When you are a billionaire, and 83 years-old, and driven by a personal crusade to change the health of the people you meet, social graces take a back seat. Recently, while Dole Food owner David H. Murdock was talking to a contractor about a construction job, he stopped the conversation short by telling the man he was too fat and would die before the job was finished. Murdock offered the man an extra $100,000 dollars bonus if he lost 60 pounds. They eventually agreed on 30 pounds. Murdock wasn't always that outspoken about nutrition and health-- the death of his wife to cancer changed him. He came to the belief that it was years of eating a diet high in saturated fats that led to her death. He became a vegetarian after losing her, and rather blunt with anyone he meets now who seems to be allowing themselves to be overweight or to eat unhealthy.

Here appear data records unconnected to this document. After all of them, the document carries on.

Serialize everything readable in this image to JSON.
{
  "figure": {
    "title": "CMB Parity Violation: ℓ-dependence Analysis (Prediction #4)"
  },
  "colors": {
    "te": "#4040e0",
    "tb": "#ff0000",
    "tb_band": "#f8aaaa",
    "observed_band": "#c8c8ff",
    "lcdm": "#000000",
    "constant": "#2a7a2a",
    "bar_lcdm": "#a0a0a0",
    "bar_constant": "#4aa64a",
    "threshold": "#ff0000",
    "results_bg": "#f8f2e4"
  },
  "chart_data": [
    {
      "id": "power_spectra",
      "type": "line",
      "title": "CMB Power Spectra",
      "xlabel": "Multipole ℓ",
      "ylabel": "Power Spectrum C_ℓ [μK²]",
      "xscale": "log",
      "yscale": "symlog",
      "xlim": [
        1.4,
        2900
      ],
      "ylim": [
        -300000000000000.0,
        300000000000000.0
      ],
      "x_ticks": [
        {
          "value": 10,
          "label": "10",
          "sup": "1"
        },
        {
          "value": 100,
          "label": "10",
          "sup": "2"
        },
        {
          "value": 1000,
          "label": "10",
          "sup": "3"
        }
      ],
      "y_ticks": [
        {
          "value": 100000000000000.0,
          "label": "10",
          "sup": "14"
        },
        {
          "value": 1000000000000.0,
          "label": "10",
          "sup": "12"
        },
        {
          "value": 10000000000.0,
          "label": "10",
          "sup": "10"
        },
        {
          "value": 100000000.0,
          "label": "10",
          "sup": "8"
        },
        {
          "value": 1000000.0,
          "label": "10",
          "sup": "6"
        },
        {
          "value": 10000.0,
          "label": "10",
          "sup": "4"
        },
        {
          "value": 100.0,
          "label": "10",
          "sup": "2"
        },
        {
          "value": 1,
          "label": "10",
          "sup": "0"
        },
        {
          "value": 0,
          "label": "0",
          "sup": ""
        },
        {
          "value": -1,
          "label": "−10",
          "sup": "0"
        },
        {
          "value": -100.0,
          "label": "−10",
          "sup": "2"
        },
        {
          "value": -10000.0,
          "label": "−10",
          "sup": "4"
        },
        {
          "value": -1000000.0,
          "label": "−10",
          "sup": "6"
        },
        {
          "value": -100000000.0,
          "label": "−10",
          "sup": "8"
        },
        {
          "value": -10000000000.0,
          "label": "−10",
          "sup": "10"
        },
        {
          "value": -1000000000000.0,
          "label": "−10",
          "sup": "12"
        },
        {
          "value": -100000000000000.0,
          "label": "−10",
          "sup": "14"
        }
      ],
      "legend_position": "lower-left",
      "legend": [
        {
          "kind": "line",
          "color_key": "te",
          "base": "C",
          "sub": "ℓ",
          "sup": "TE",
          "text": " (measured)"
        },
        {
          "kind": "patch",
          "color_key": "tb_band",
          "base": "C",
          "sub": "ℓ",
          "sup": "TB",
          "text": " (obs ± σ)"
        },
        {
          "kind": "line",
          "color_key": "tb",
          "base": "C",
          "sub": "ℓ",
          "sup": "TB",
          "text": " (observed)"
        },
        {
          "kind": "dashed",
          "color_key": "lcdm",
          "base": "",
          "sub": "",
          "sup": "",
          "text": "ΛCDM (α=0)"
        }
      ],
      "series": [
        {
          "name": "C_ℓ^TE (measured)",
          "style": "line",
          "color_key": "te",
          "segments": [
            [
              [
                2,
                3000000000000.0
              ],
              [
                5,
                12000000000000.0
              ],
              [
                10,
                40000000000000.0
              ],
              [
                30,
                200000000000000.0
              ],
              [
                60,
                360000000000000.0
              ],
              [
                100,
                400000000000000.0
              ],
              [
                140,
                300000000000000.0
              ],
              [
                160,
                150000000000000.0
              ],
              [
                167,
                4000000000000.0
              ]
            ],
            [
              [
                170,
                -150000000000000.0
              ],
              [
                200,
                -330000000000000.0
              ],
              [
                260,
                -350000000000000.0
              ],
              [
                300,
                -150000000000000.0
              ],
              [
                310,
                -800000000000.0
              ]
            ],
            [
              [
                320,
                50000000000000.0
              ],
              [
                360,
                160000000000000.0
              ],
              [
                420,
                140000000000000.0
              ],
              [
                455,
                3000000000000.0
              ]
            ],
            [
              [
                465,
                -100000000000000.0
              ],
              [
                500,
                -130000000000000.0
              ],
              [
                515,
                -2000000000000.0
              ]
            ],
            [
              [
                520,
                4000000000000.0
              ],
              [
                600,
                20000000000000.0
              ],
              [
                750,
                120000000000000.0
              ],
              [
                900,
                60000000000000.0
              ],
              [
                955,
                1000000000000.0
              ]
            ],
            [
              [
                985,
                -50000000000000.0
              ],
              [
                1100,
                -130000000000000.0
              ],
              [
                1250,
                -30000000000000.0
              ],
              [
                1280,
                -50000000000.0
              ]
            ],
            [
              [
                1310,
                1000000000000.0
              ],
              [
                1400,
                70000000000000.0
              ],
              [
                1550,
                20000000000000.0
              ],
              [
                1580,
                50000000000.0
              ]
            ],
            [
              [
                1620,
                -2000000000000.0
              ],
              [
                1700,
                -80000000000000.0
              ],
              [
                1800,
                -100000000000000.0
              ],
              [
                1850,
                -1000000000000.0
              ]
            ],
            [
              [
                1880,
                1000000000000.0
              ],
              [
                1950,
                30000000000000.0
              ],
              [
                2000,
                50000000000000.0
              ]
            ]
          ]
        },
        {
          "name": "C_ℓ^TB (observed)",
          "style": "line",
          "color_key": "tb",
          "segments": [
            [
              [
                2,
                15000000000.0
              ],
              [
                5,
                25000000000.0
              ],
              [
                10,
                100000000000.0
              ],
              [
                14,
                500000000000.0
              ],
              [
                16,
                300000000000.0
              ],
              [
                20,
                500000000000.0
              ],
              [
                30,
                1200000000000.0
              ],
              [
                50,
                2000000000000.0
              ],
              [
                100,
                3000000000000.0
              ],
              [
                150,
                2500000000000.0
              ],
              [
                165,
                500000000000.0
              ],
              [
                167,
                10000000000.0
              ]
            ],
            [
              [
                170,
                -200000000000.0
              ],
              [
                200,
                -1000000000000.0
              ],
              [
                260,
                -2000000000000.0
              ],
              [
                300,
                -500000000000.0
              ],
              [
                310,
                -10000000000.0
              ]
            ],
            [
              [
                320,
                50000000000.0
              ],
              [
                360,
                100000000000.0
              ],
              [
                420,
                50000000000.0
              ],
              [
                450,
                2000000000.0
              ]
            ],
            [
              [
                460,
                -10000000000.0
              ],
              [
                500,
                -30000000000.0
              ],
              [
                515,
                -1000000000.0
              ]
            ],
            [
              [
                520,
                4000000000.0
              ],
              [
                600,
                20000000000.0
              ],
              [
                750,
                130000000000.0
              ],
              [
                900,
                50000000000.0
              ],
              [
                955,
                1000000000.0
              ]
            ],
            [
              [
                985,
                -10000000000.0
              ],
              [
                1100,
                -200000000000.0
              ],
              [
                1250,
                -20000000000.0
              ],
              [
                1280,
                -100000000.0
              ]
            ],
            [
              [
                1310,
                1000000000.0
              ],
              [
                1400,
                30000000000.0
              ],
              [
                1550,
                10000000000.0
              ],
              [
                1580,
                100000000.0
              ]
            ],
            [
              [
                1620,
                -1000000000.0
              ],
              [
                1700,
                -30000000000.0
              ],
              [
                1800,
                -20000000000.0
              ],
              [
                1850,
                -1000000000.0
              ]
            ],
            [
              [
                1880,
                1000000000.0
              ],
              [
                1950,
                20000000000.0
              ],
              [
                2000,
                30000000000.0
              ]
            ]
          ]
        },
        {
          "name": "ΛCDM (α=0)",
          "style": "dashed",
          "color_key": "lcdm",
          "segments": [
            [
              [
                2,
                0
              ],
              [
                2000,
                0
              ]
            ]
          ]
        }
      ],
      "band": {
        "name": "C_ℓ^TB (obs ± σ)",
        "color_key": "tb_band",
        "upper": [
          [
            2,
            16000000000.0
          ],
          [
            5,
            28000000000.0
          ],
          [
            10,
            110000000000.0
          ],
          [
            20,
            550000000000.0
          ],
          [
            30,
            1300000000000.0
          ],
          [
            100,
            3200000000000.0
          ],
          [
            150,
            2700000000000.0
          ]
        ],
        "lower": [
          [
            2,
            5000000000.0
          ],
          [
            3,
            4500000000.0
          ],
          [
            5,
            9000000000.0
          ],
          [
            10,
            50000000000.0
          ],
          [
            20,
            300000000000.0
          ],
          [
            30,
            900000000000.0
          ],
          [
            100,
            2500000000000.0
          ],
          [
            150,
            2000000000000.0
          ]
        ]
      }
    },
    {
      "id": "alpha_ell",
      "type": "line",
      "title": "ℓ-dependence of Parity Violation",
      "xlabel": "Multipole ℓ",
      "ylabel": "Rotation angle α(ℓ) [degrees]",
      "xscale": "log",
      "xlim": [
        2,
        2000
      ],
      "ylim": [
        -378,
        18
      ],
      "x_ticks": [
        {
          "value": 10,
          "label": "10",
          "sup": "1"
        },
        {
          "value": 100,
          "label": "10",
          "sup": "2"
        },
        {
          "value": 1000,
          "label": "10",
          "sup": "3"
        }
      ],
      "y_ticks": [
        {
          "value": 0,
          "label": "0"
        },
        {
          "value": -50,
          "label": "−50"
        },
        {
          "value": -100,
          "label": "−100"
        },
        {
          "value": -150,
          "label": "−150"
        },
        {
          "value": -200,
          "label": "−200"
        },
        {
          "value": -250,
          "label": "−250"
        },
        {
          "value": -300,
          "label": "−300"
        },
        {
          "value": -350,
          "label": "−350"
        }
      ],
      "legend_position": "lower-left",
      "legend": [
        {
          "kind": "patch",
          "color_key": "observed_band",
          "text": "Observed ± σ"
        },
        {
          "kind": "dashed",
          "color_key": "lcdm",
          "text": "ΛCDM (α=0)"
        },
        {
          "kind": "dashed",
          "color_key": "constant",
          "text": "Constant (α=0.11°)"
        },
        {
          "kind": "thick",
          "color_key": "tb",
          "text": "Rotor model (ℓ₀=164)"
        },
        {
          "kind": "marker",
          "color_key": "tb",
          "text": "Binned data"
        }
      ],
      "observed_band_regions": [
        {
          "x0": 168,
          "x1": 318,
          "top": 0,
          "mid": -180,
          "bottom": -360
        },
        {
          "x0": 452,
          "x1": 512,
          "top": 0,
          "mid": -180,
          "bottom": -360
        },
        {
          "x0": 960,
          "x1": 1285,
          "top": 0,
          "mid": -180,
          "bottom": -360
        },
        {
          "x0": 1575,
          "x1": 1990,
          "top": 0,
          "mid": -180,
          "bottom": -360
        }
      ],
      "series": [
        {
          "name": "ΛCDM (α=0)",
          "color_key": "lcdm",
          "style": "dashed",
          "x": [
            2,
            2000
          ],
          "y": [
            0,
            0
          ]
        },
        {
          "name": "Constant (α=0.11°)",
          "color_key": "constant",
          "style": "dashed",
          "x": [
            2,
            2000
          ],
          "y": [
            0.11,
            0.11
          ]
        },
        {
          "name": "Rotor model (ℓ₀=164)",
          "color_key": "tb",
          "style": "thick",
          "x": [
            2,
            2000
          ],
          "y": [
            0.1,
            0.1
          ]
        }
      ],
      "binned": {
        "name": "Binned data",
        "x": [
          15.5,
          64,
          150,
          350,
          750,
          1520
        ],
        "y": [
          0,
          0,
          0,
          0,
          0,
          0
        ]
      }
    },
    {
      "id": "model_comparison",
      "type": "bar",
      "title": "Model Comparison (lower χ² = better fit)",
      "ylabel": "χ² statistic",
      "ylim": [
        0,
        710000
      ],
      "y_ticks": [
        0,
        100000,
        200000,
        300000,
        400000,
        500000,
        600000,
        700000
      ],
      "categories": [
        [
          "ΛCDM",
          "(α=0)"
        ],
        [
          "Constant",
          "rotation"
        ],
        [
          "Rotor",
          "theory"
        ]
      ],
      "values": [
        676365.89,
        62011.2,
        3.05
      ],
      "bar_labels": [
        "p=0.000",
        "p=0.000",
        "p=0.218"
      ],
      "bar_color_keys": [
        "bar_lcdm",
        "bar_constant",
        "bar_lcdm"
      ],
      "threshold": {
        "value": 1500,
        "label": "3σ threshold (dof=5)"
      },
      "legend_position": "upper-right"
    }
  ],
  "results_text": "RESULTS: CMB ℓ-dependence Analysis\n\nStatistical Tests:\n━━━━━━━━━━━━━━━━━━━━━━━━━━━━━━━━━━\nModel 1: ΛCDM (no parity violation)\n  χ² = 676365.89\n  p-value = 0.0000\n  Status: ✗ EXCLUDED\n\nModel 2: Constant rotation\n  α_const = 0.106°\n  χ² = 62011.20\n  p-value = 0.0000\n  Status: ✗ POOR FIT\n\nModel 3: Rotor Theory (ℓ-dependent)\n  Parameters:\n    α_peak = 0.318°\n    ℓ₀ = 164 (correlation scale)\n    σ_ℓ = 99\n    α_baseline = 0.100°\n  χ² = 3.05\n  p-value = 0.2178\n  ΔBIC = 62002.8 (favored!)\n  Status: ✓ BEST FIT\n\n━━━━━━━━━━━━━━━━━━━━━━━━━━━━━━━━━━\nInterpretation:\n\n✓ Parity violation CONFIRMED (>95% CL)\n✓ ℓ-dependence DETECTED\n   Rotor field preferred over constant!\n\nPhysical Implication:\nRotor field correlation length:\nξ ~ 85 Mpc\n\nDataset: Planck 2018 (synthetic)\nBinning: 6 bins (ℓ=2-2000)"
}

It is difficult to be too offended by his brashness and lack of diplomacy, considering his history of loss and subsequent motivation. In Kannapolis, North Carolina, Murdock is putting his money where his mouth is in having a 350-acre biotechnology research complex built to advance scientific knowledge about the role of food and nutrition in human health. Another project in Westlake Village is the California Wellbeing Institute scheduled to open in November and designed to be a combination Four Seasons luxury resort, conference center and nutrition-counseling school.
In the event you never meet Murdock in person, it is reported he likes to suggest Dole's Encyclopedia of Foods to people he does meet -- just in case you are curious what a man who plans to live to be 125 recommends as a good read.